Argentina hasn’t been so lucky with their gambles and today the Argentine peso is in free fall from its latest losing gamble (as seen in the chart). When you peg your currency to the U.S. dollar, and issue a lot of debt in U.S. dollars – how are you going to afford it when the U.S. dollar strengthens against your home currency? You can’t. That is what Argentina’s socialist government failed to learn, yet again. Argentina cannot afford a rising debt payment – debts that were just issued this January are likely to become unaffordable. What was the term of this new debt? Oh, just 100 years. Anybody want to buy some certain-to-default debts that won’t be paid back for 100 years?
Large debts are prompting the Italian government to consider a parallel currency to the Euro. No one will lend to spendthrift Italy (just like spendthrift Greece a few years ago), so Italy is trying to create a new currency (just like Greece a few years ago) to get some liquidity. But just like Greece, the European Central Bank and International Monetary Fund (IMF) will not allow this to occur. So the poor and middle class Italians can likely look forward to becoming ground into the dirt like the European Union did to Greece just a few years ago.
Financial literacy is very important for a family but even more critical for a country. For example, the average Venezuelan adult lost 25 pounds last year from a lack of food.

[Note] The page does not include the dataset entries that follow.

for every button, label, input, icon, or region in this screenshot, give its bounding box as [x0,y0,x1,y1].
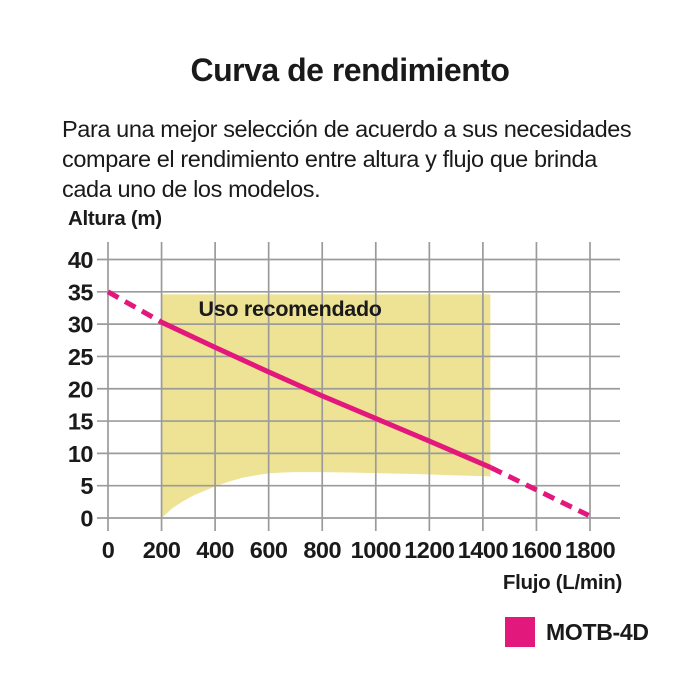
page-title: Curva de rendimiento [190,52,510,88]
legend-label: MOTB-4D [546,618,649,645]
y-axis-title: Altura (m) [68,207,162,230]
y-tick-label: 15 [68,409,94,435]
y-tick-label: 10 [68,441,94,467]
legend: MOTB-4D [505,617,649,647]
y-tick-label: 5 [80,473,93,499]
y-tick-label: 20 [68,376,94,402]
x-tick-label: 800 [303,537,341,563]
x-tick-label: 400 [196,537,234,563]
x-tick-label: 200 [143,537,181,563]
x-tick-label: 1800 [565,537,616,563]
legend-swatch [505,617,535,647]
curve-MOTB-4D-dashed [489,465,590,518]
recommended-region [161,294,491,518]
y-tick-label: 25 [68,344,94,370]
x-tick-label: 1000 [351,537,402,563]
x-axis-title: Flujo (L/min) [502,571,622,594]
y-tick-label: 35 [68,279,94,305]
x-tick-label: 600 [250,537,288,563]
x-tick-label: 1200 [404,537,455,563]
description-line-2: compare el rendimiento entre altura y fl… [62,146,597,172]
y-tick-label: 30 [68,312,94,338]
x-tick-label: 0 [102,537,115,563]
curve-MOTB-4D-solid [160,319,492,470]
x-tick-label: 1600 [511,537,562,563]
description-line-3: cada uno de los modelos. [62,176,321,202]
y-tick-label: 0 [80,506,93,532]
recommended-region-label: Uso recomendado [199,297,382,321]
y-tick-label: 40 [68,247,94,273]
description-line-1: Para una mejor selección de acuerdo a su… [62,116,632,142]
curve-MOTB-4D-dashed [106,289,163,325]
x-tick-label: 1400 [458,537,509,563]
description: Para una mejor selección de acuerdo a su… [62,114,662,204]
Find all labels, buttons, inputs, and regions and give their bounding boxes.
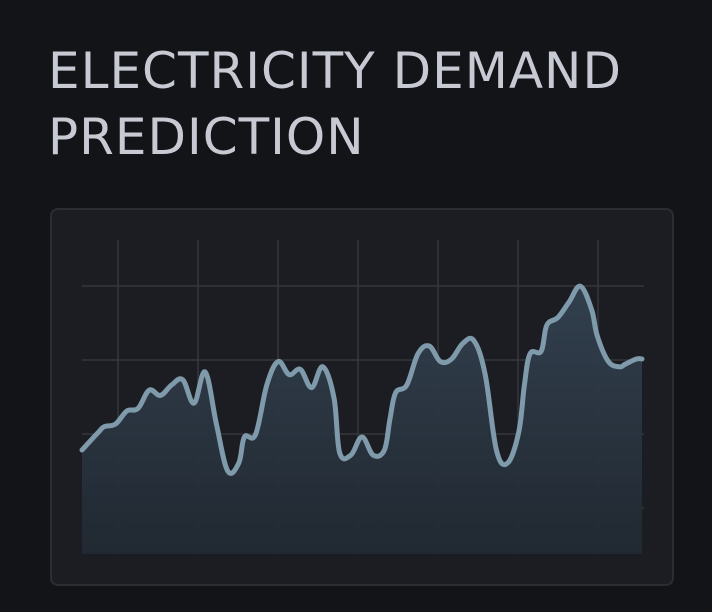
line-layer <box>79 283 645 476</box>
area-layer <box>82 286 642 554</box>
demand-chart <box>79 240 645 554</box>
chart-panel <box>50 208 674 586</box>
demand-line <box>79 283 645 476</box>
demand-area <box>82 286 642 554</box>
page-title: ELECTRICITY DEMAND PREDICTION <box>48 42 622 166</box>
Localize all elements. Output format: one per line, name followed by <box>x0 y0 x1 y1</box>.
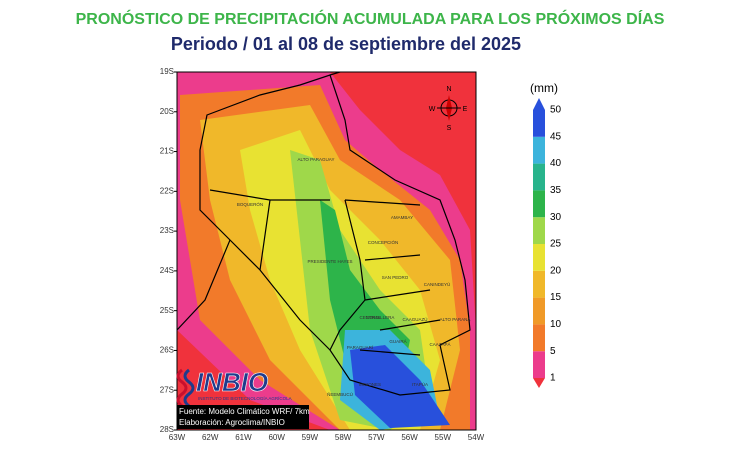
logo-subtitle: INSTITUTO DE BIOTECNOLOGÍA AGRÍCOLA <box>198 395 292 401</box>
lon-label: 63W <box>169 433 186 442</box>
compass-letter: S <box>447 125 452 132</box>
lat-label: 24S <box>160 266 174 275</box>
legend-label: 45 <box>550 131 562 142</box>
compass-letter: W <box>429 106 436 113</box>
region-label: MISIONES <box>359 382 381 387</box>
precip-field <box>177 72 476 430</box>
region-label: GUAIRÁ <box>389 338 406 344</box>
legend-swatch <box>533 110 545 137</box>
subtitle: Periodo / 01 al 08 de septiembre del 202… <box>171 34 521 54</box>
legend-label: 20 <box>550 265 562 276</box>
lon-label: 62W <box>202 433 219 442</box>
legend-swatch <box>533 98 545 110</box>
region-label: ALTO PARAGUAY <box>298 157 335 162</box>
credit: Elaboración: Agroclima/INBIO <box>179 418 285 427</box>
region-label: CANINDEYÚ <box>424 281 451 287</box>
legend-swatch <box>533 297 545 325</box>
lon-label: 58W <box>335 433 352 442</box>
lat-label: 27S <box>160 385 174 394</box>
legend-label: 40 <box>550 158 562 169</box>
footer-box <box>177 405 309 429</box>
legend-label: 50 <box>550 105 562 116</box>
legend-label: 5 <box>550 346 556 357</box>
lat-label: 20S <box>160 107 174 116</box>
lat-label: 21S <box>160 147 174 156</box>
lat-label: 22S <box>160 186 174 195</box>
title: PRONÓSTICO DE PRECIPITACIÓN ACUMULADA PA… <box>76 9 665 28</box>
lon-label: 59W <box>302 433 319 442</box>
lon-label: 54W <box>468 433 485 442</box>
legend-label: 15 <box>550 292 562 303</box>
region-label: CONCEPCIÓN <box>368 239 399 245</box>
lon-label: 57W <box>368 433 385 442</box>
legend-swatch <box>533 244 545 271</box>
legend-label: 30 <box>550 212 562 223</box>
legend-swatch <box>533 217 545 244</box>
legend-swatch <box>533 378 545 388</box>
region-label: BOQUERÓN <box>237 201 263 207</box>
region-label: SAN PEDRO <box>382 275 409 280</box>
region-label: CAAGUAZÚ <box>402 316 427 322</box>
legend-label: 25 <box>550 239 562 250</box>
region-label: CORDILLERA <box>366 315 395 320</box>
lat-label: 25S <box>160 306 174 315</box>
lat-label: 19S <box>160 67 174 76</box>
region-label: CENTRAL <box>359 315 381 320</box>
legend-swatch <box>533 136 545 164</box>
lat-label: 28S <box>160 425 174 434</box>
compass-letter: E <box>463 106 468 113</box>
lat-label: 26S <box>160 346 174 355</box>
legend-label: 1 <box>550 373 556 384</box>
region-label: PARAGUARÍ <box>347 344 374 350</box>
region-label: PRESIDENTE HAYES <box>308 259 353 264</box>
logo: INBIO INSTITUTO DE BIOTECNOLOGÍA AGRÍCOL… <box>176 367 292 408</box>
region-label: CAAZAPÁ <box>429 341 450 347</box>
legend-unit: (mm) <box>530 81 558 95</box>
legend-swatch <box>533 163 545 191</box>
map-frame <box>176 71 477 431</box>
legend-swatch <box>533 351 545 378</box>
legend-swatch <box>533 270 545 298</box>
region-label: ALTO PARANÁ <box>440 316 471 322</box>
region-label: AMAMBAY <box>391 215 413 220</box>
logo-text: INBIO <box>196 367 268 397</box>
region-label: ÑEEMBUCÚ <box>327 391 353 397</box>
region-label: ITAPÚA <box>412 381 428 387</box>
compass <box>437 95 461 121</box>
lon-label: 55W <box>435 433 452 442</box>
legend-label: 35 <box>550 185 562 196</box>
source: Fuente: Modelo Climático WRF/ 7km <box>179 407 310 416</box>
legend-swatch <box>533 324 545 352</box>
lon-label: 56W <box>401 433 418 442</box>
legend-label: 10 <box>550 319 562 330</box>
compass-letter: N <box>446 86 451 93</box>
legend-swatch <box>533 190 545 218</box>
lon-label: 61W <box>235 433 252 442</box>
lat-label: 23S <box>160 226 174 235</box>
lon-label: 60W <box>268 433 285 442</box>
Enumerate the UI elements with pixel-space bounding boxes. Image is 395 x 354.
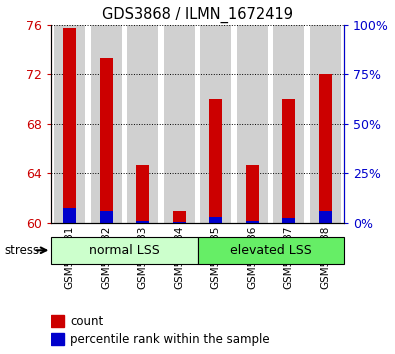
Bar: [310, 25, 341, 223]
Bar: [127, 25, 158, 223]
Bar: [100, 58, 113, 223]
Bar: [273, 25, 305, 223]
Bar: [136, 165, 149, 223]
Bar: [51, 333, 64, 345]
Bar: [100, 211, 113, 223]
Bar: [54, 25, 85, 223]
Text: stress: stress: [4, 244, 39, 257]
Bar: [173, 211, 186, 223]
Bar: [246, 165, 259, 223]
Bar: [246, 221, 259, 223]
Bar: [63, 28, 76, 223]
Bar: [90, 25, 122, 223]
Bar: [136, 221, 149, 223]
Bar: [51, 237, 198, 264]
Bar: [200, 25, 231, 223]
Bar: [209, 217, 222, 223]
Bar: [51, 315, 64, 327]
Text: normal LSS: normal LSS: [89, 244, 160, 257]
Bar: [237, 25, 268, 223]
Text: elevated LSS: elevated LSS: [230, 244, 311, 257]
Bar: [319, 211, 332, 223]
Bar: [319, 74, 332, 223]
Bar: [282, 218, 295, 223]
Text: percentile rank within the sample: percentile rank within the sample: [70, 333, 270, 346]
Bar: [63, 208, 76, 223]
Title: GDS3868 / ILMN_1672419: GDS3868 / ILMN_1672419: [102, 7, 293, 23]
Bar: [198, 237, 344, 264]
Text: count: count: [70, 315, 103, 328]
Bar: [209, 99, 222, 223]
Bar: [282, 99, 295, 223]
Bar: [173, 222, 186, 223]
Bar: [164, 25, 195, 223]
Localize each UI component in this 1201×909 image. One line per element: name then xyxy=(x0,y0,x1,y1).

Not from any natural disaster, but from 15-years of increasing socialism where inflation is now around 150% per month. The Venezuelan government is still taking no action to reverse the downward spiral of their economy or currency. This is why holding your money in gold or bitcoin is commonly banned in countries with a continually weakening currency. Government-issued capital controls slows down the currency collapse by erecting a prison that keeps money from escaping toward stronger currencies and assets. It is unfortunate that financial literacy appears to be rare for both families and countries.